Indy Naíse: Ela Chega e é Pra Ficar!



Indiara Naíse Varjão da Silva tem apenas 23 anos de idade, mais conhecida como Indy Naíse, é cantora, compositora e intérprete. Nasceu em Juazeiro/BA, morou também no interior da Bahia em Curaçá, Santo André/SP, Embu Das Artes/SP e Taboão da Serra/SP e hoje mora com sua mãe e irmã no Butantã, na Capital de São Paulo.

Indy começou sua trajetória como apreciadora e fanática por música quando seu pai, grande influenciador de sua carreira, cantava e tocava para ela quando criança.

Ela ao se encantar pela música começou a ouvir e se fantasiar em Sandy e Júnior durante toda a infância e tentava imitar a voz da cantora, sonhando um dia poder fazer o mesmo e executar para o mundo inteiro.

Seu pai, também encantado pela paixão da filha, como músico e violonista autodidata sempre a incentivou e lhe deu um CD da Elis Regina para que conhecesse um universo mais maduro e a pequenina logo se apaixonou.
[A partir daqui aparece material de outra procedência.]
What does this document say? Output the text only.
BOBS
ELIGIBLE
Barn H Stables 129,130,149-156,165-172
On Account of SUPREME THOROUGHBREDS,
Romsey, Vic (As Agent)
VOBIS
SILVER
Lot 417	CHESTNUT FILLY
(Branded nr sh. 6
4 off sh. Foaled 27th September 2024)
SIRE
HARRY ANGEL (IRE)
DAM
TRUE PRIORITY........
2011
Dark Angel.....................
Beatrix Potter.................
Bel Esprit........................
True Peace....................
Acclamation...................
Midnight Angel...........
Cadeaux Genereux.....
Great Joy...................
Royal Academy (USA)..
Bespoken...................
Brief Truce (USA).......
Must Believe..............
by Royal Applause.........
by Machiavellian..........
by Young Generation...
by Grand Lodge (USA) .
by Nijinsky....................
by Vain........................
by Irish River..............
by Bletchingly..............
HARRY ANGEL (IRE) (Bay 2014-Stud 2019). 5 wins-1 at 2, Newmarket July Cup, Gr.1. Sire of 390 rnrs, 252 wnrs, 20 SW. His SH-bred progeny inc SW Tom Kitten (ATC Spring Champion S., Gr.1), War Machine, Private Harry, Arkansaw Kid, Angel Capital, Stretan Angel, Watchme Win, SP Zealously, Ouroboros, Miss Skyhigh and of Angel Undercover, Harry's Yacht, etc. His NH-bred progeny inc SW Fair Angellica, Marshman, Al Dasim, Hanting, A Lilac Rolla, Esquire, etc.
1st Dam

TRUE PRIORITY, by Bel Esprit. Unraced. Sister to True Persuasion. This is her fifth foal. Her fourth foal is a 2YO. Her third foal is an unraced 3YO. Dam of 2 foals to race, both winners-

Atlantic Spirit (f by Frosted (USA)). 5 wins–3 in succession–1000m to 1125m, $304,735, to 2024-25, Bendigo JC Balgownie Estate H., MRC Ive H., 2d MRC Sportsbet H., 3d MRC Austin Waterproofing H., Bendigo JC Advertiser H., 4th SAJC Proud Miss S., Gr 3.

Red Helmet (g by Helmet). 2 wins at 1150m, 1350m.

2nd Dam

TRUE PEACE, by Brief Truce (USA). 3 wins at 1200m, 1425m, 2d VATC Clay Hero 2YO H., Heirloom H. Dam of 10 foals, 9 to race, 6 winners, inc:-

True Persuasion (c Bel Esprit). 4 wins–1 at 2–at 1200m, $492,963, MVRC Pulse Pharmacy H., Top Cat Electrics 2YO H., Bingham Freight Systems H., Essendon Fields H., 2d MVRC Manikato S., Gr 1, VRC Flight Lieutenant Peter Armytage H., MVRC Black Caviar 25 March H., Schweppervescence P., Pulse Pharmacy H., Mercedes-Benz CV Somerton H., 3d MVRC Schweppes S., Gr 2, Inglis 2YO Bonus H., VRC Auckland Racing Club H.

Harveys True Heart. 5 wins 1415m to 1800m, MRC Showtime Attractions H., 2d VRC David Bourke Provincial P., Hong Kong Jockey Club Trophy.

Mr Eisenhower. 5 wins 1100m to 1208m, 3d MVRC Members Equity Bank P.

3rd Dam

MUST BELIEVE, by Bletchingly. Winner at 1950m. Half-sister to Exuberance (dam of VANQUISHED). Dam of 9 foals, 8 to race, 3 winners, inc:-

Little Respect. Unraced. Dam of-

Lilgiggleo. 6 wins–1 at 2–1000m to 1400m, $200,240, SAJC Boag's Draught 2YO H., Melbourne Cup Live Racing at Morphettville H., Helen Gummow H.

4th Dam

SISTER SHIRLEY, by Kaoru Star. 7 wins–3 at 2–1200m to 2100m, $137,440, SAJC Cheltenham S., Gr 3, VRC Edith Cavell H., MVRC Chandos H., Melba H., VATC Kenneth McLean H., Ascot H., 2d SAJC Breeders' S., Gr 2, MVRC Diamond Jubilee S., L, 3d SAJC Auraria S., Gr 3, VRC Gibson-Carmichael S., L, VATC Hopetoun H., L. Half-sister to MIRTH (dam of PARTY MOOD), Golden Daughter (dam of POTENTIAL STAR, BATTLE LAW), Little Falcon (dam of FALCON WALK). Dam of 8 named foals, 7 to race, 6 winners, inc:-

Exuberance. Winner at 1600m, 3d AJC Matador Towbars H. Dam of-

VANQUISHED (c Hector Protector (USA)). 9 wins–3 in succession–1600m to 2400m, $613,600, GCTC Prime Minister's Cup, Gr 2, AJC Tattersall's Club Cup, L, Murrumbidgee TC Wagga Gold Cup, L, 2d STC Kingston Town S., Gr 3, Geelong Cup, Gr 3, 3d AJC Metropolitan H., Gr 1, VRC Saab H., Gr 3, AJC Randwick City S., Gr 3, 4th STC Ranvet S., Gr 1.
Aos sete anos começou a cantar com seu pai, a música de Dominguinhos, "Eu me lembro", em aniversários e casamentos ou onde o pai saísse para tocar e levar alegria a quem escutava e a garotinha sempre teve muito afinidade e criou-se uma paixão extrema por música e já não conseguia mais ficar se quer um minuto sem tagarelar por todo canto da casa e aonde fosse.

Mais tarde com 20 anos, depois de muita resistência e muito apoio de seu pai e companheiro, participou do grande Festival Ala Guarujá, e teve a maior surpresa de ganhar em primeiro lugar em todos os quesitos e sua mãe se revelou grande fã de sua filha, já que anteriormente acabava segurando-a por medo da injustiça que, talvez, a profissão de cantora e/ou musicista, poderia trazer para filha.

Mas Indy era, foi e ainda é tão genuína no seu trabalho que conseguiu mostrar para sua mãe o quão grandioso poderia ser o tal feito. Desde então, sua mãe passou a incentivar e a estimular ainda mais a carreira de sua filha.

Só o que Indiara não sabia, é que a morte de seu tão querido e amado pai estava por perto.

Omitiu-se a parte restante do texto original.